MANO LIBERA
La Sicilia dell’eterno presente non rispetta passato e futuro
MA LA SICILIA ce l’ha, un futuro? Che abbia un passato è straordinario e fuori discussione: basti via via ricordare i graffiti paleolitici alle grotte dell’Addaura, le rovine fenicie di Mozia, i templi greci di Agrigento, la Villa romana a Piazza Armerina, la Cuba bizantina di Santa Domenica a Castiglione, la chiesa di san Giovanni degli Eremiti che ricorda architetture islamiche, la Cappella Palatina a Palazzo dei Normanni, la spagnoleggiante Porta Uzeda a Catania, la Casina Cinese lasciata dai Savoia… Nessuno ha i ricordi del passato della Sicilia. Ma il futuro? Certo, a leggere l’ultimo rapporto della Banca d’Italia di un paio di settimane fa, dove si dice che i nuclei familiari nei quali nessuno dei componenti, padre, madre, figli ha un lavoro rappresentano il 29,8% cioè un terzo del totale e «sono il doppio rispetto al resto d’Italia», è difficile parlare di «futuro». Men che meno se l’unica prospettiva fosse il sognato «reddito di cittadinanza». Un futuro senza futuro. Al proposito, meritano una riflessione le parole di Leoluca Orlando per il libro di Alterazioni Video e Fosbury Architecture Incompiuto. Dove il sindaco di Palermo, che anche i nemici riconoscono essere uomo di buone letture, scrive parlando delle opere incompiute siciliane: «Noi siamo in una terra nella quale la lingua di riferimento, il dialetto di riferimento non conosce il tempo futuro, la Sicilia non conosce il futuro. Noi diciamo: “Io tra un anno vado a Roma”. Non “io andrò a Roma” ma “io vado a Roma”: non c’è il verbo futuro nel dialetto siciliano. E questo significa che questa terra ha vissuto con una grande maledizione, quella dell’eterno presente, senza memoria del passato, senza speranza di futuro». «Quindi anche le opere pubbliche», insiste, «si facevano alla giornata. Come fai ad avere l’idea del valore etico dell’opera compiuta se nella lingua con cui parli non hai la forma verbale del futuro, e quindi tutto è legato al qui e ora? Se io vivo di eterno presente, non ho memoria del passato, non ho speranza di futuro. Se io vivo di eterno presente, una piccola sconfitta diventa la morte, una piccola vittoria diventa il trionfo. Se invece ho rispetto del tempo, posso anche immaginare che la sconfitta di oggi possa essere la premessa per la vittoria di domani. Chi vive l’eterno presente lascia le opere incompiute. Chi vive l’eterno presente diventa incoerente, perché pur di non morire, pur di non perdere si consegna al vincitore».
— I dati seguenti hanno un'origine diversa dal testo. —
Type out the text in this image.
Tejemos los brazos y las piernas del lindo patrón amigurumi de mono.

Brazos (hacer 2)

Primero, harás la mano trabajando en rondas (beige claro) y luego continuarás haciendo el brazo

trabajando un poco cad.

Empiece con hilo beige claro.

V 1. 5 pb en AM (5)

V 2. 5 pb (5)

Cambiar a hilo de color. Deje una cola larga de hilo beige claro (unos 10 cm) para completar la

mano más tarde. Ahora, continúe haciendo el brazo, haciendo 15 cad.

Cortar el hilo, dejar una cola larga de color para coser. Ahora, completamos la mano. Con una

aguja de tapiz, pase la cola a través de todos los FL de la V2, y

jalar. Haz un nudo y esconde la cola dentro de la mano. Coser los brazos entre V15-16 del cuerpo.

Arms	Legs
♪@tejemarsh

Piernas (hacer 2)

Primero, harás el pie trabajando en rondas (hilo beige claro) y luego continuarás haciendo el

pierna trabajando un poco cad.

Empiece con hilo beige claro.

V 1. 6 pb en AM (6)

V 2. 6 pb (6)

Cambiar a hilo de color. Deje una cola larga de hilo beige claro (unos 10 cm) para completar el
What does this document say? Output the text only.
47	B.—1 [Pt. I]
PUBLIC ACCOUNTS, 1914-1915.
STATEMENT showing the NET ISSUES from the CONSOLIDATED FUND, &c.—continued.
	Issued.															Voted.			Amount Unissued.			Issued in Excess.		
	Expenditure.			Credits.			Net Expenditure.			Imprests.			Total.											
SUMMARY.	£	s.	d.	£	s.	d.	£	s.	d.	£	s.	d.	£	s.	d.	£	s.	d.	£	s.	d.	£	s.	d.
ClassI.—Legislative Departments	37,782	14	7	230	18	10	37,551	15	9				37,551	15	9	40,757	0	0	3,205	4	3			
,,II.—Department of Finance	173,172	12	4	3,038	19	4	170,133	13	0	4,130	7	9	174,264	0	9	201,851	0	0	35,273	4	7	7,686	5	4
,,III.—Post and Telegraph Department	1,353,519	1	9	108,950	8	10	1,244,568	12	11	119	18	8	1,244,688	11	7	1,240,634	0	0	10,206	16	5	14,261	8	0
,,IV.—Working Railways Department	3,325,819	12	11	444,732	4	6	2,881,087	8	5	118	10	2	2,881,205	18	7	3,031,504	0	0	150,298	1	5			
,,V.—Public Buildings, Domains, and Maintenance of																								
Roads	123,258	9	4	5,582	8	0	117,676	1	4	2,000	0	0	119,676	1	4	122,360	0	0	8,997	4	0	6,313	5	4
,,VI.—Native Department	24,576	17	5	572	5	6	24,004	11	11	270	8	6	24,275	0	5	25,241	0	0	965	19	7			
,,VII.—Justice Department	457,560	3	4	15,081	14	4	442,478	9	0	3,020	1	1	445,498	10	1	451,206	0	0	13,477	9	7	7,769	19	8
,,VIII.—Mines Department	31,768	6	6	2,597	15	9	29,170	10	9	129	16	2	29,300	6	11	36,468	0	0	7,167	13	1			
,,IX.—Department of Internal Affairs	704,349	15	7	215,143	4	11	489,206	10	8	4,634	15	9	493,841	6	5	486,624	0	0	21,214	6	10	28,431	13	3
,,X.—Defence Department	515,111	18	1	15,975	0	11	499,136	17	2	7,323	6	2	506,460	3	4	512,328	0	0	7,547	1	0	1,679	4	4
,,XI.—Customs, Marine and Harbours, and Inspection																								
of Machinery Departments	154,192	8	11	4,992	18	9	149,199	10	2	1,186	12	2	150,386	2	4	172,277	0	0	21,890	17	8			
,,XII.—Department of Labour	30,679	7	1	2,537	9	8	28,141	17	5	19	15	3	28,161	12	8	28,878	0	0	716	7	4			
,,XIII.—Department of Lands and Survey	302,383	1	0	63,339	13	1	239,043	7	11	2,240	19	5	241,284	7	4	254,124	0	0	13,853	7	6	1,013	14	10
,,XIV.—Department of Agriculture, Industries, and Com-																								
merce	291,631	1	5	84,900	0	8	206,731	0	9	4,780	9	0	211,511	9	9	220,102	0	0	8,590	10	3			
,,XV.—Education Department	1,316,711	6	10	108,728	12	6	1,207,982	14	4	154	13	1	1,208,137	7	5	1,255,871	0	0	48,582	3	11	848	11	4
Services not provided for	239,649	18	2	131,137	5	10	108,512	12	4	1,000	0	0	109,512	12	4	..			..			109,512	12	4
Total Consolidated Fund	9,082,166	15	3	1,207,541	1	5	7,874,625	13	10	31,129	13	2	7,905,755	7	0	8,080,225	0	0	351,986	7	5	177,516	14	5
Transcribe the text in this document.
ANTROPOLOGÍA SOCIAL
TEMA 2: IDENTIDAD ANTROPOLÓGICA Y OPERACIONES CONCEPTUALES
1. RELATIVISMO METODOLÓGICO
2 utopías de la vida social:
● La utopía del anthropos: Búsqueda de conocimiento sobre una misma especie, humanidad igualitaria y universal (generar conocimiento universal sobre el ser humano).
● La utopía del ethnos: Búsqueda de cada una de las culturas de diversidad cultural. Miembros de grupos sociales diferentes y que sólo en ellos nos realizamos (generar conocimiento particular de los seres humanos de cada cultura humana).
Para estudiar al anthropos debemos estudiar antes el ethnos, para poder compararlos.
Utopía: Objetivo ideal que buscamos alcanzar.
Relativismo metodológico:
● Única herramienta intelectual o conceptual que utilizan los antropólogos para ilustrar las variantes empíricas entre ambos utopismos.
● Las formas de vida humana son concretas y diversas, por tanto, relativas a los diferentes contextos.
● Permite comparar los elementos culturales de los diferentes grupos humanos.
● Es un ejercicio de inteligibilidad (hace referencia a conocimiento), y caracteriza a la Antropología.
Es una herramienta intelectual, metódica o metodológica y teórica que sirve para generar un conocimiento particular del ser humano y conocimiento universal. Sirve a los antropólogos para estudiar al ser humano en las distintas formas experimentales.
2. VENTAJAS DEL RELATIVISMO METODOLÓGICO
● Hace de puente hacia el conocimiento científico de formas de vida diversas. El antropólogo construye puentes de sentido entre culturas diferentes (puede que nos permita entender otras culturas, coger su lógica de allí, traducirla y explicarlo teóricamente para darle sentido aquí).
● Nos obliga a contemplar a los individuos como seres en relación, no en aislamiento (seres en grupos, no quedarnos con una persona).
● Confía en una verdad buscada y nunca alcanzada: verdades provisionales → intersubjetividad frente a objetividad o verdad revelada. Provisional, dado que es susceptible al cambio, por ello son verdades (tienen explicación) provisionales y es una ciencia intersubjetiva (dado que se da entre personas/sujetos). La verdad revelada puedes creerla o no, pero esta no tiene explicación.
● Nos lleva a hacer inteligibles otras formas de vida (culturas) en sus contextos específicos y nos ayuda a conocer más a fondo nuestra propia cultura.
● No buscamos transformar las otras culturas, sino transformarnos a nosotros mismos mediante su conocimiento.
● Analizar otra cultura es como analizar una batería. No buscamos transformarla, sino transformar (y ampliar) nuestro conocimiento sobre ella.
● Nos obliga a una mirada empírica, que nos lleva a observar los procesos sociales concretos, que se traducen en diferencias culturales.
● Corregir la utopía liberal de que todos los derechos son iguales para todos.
UNA VISIONE CUPA. Pessimista: «In questa terra di Sicilia la vera corruzione non si fa costruendo le opere, si fa progettando. I progettisti sono diventati i mega collettori di tangenti». Progetti senza futuro: «Io credo che il cammino della Sicilia dal dopoguerra in poi sia stato un cammino di condanna all’eterno presente, di condanna alle opere rimaste incompiute: come fai ad avere un progetto se non hai rispetto del tempo?» E come puoi avere un futuro se non rispetti il passato?